L’isolamento riduce, e per via della riduzione, potenzia gli oggetti d’amore che per la donna, relegata nella clausura della famiglia, sono i figli e il marito. Qui le dinamiche, oggi, si sono complicate terribilmente, perché l’uomo ha perso il potere che una volta aveva come autorità riconosciuta in famiglia. Bene o male che fosse, forse più male che bene, ma così era, oggi l’uomo, dimessa l’autorità, stenta a trovare un ruolo in famiglia che non sia quello un po’ estrinseco di chi porta i soldi a casa. Per il resto lavora fuori casa e, stante la liceità dell’odierno costume, tende a erotizzare anche fuori casa. All’interno della casa resta solo l’amore incondizionato per i figli, più come idea, più come sentimento che come pratica quotidiana, di solito relegata alla moglie o all’esercito delle baby-sitter. La moglie è lì, spesso solo come anello che chiude il nucleo isolato del sistema famiglia.

E’ a quel punto che i figli diventano armi di ricatto. Dai ricatti che ogni giudice preposto alle separazioni conosce nei minimi e orrendi particolari, al ricatto estremo che solo il potere di vita e di morte, che è alla base del sentimento materno, conosce nella atroce radicalità che Euripide così descrive: «Uccidere le tue creature: ne avrai il coraggio?», chiede il Coro a Medea. E Medea risponde: «È il modo più sicuro per spezzare il cuore di mio marito» .

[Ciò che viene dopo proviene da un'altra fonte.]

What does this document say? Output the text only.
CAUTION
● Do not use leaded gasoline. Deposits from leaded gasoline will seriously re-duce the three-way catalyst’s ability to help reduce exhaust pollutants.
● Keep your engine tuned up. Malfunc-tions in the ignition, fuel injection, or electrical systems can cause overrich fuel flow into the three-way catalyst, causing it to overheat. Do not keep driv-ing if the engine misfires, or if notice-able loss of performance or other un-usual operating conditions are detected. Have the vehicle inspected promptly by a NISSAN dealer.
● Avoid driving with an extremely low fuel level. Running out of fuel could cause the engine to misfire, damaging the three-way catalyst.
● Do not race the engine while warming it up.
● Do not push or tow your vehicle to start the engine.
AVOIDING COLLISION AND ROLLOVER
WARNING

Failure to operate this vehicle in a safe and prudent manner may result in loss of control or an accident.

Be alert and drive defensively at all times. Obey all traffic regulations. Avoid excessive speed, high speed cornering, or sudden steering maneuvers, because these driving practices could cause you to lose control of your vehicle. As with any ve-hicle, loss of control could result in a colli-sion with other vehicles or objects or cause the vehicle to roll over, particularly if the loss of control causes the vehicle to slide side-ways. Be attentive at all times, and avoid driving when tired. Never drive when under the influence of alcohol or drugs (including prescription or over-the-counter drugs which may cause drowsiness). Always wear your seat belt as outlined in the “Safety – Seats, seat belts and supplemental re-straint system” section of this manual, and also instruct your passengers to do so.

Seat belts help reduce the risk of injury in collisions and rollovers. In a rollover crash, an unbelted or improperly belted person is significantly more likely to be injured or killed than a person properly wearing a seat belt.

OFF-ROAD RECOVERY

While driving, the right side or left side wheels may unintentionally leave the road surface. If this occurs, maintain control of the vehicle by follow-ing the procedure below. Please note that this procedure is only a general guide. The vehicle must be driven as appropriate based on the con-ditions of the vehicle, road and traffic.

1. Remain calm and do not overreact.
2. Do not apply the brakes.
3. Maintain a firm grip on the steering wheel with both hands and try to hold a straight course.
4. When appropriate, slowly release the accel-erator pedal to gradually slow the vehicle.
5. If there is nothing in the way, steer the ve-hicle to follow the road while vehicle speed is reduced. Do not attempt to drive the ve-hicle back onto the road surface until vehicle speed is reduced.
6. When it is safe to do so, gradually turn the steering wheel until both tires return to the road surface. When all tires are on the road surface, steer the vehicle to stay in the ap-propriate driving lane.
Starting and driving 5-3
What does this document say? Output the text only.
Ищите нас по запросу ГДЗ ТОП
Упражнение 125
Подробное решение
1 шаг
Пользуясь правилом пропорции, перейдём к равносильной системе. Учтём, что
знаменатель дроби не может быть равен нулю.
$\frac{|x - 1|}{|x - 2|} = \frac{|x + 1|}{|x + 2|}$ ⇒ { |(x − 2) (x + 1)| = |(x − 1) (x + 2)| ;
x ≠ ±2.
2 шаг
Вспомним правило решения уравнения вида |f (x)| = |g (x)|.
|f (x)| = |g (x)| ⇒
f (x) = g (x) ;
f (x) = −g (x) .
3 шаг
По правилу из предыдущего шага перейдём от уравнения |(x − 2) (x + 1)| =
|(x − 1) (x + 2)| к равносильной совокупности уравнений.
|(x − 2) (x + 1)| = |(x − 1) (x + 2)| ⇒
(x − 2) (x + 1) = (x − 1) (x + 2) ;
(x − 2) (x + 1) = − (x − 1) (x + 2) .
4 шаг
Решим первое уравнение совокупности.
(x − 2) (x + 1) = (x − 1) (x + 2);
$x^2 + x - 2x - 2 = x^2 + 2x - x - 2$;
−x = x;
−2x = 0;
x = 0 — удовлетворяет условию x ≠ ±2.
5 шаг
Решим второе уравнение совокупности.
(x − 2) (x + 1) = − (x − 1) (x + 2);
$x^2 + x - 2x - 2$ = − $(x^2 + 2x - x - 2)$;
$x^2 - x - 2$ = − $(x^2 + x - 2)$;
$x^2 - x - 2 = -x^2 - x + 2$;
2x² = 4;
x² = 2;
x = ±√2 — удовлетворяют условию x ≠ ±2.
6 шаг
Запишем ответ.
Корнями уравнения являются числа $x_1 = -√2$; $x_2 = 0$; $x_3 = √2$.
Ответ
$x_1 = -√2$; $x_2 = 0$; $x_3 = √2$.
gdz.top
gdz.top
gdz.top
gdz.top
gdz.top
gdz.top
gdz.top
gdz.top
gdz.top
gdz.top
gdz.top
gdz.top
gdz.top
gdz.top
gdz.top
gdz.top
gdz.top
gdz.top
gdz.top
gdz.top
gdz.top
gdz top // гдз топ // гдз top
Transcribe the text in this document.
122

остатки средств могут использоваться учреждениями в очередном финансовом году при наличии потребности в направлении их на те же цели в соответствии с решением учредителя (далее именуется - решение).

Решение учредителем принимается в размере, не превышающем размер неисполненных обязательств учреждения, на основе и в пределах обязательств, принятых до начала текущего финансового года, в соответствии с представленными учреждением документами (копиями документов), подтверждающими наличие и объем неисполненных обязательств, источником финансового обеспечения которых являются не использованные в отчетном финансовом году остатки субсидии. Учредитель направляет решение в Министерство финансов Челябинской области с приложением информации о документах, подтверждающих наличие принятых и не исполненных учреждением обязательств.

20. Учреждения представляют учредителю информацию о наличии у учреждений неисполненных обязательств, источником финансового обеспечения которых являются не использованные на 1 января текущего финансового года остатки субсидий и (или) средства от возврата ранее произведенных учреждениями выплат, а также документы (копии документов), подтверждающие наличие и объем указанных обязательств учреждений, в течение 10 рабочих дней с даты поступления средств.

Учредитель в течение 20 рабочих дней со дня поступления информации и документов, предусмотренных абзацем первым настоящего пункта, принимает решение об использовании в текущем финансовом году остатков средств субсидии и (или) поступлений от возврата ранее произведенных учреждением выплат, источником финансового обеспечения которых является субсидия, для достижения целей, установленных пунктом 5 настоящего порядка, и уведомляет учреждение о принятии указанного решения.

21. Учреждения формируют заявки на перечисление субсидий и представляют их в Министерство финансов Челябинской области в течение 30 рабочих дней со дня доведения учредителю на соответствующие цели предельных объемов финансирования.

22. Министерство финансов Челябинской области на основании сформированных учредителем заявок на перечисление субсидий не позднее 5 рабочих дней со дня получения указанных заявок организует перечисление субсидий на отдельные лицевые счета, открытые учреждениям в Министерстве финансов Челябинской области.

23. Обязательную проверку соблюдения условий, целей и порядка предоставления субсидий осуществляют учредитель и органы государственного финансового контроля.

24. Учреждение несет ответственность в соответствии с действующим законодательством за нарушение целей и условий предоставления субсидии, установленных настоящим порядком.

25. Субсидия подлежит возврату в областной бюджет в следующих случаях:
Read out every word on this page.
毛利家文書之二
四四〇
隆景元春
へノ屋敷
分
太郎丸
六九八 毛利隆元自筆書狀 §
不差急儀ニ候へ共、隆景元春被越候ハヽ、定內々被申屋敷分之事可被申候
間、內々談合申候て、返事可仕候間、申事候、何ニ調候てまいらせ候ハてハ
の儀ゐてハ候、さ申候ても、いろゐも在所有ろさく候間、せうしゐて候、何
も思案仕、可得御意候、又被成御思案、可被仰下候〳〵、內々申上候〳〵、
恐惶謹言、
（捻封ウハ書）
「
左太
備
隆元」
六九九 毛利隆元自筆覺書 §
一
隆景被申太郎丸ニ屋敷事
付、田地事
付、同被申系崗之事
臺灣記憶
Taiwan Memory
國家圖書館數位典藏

Scenari paurosi dell’animo umano che vanno riconosciuti e accettati, perché se non sono portati alla coscienza, si traducono facilmente in gesto, in gesto omicida. Non perché improvvisamente si è impazziti, ma perché da sempre si è vissuto con dei sentimenti che erano ignoti a noi stessi, e nell’isolamento impenetrabile in cui oggi vivono le famiglie, non si è avuto modo di comunicarli e, nella comunicazione, portarli alla coscienza e così diluirli, come sempre è avvenuto da che mondo è mondo e come oggi non avviene più.